5.7 Method: Concentration of alcohol titration

All equipment was washed with warm water and detergent then sprayed with dilute domestos and rinsed. On top of laid out newspaper, 10mL of the control wine was put into a 250mL volumetric flask using a pipette and the volume was made up to the 250mL mark with distilled water and mixed thoroughly. From this diluted wine, a 20mL aliquot was put in each of three conical flasks. To each flask, a 20mL aliquot of 0.04M potassium dichromate solution was added. 10mL of 40% sulphuric acid was added to each flask using a measuring cylinder and a rubber stopper was inserted loosely into the tops of each and they were then heated in a water bath at about 45-50°C for 10 minutes.

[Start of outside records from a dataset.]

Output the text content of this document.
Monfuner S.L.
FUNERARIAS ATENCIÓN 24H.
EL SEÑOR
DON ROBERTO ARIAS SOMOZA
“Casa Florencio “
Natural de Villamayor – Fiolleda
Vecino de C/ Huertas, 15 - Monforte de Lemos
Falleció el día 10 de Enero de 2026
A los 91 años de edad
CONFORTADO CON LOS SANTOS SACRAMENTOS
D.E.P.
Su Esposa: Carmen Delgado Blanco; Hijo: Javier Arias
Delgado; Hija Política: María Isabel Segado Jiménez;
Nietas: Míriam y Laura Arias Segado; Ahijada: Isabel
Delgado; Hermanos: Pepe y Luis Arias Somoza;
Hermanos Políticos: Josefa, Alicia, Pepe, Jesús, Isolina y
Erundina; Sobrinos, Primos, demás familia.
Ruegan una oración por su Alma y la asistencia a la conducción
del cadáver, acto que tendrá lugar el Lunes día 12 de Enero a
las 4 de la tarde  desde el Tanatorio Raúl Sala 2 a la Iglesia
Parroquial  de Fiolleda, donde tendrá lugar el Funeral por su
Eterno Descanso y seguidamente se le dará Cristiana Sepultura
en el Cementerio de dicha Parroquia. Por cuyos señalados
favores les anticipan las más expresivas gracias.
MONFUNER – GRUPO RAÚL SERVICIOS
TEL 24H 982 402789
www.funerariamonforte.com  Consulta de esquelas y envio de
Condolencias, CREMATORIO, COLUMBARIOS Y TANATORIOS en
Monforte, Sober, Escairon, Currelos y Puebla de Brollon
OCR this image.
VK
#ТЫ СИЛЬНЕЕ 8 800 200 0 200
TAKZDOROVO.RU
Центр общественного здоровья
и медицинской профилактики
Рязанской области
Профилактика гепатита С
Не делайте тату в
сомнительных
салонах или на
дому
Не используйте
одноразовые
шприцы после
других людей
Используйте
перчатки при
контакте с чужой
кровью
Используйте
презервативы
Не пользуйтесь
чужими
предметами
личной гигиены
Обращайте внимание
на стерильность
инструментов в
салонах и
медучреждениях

After 10 minutes, they were removed from the water bath and 2g of potassium iodide was added to each. A burette was filled with standard thiosulphate solution and titrated against the contents of one flask and when the initially brown solution formed a green colour 1-2mL of starch solution was added, which turned it blue. More thiosulphate solution was added to the flask from the burette until the equivalence point was reached in which the colour changes from blue to a clear green colour. The final burette reading was recorded and then the other two flasks were titrated using the same method and the burette was refilled before both. From the three results the average was calculated and put into the calculations to discover the concentration of alcohol as the titre value (see appendices 9.5.2).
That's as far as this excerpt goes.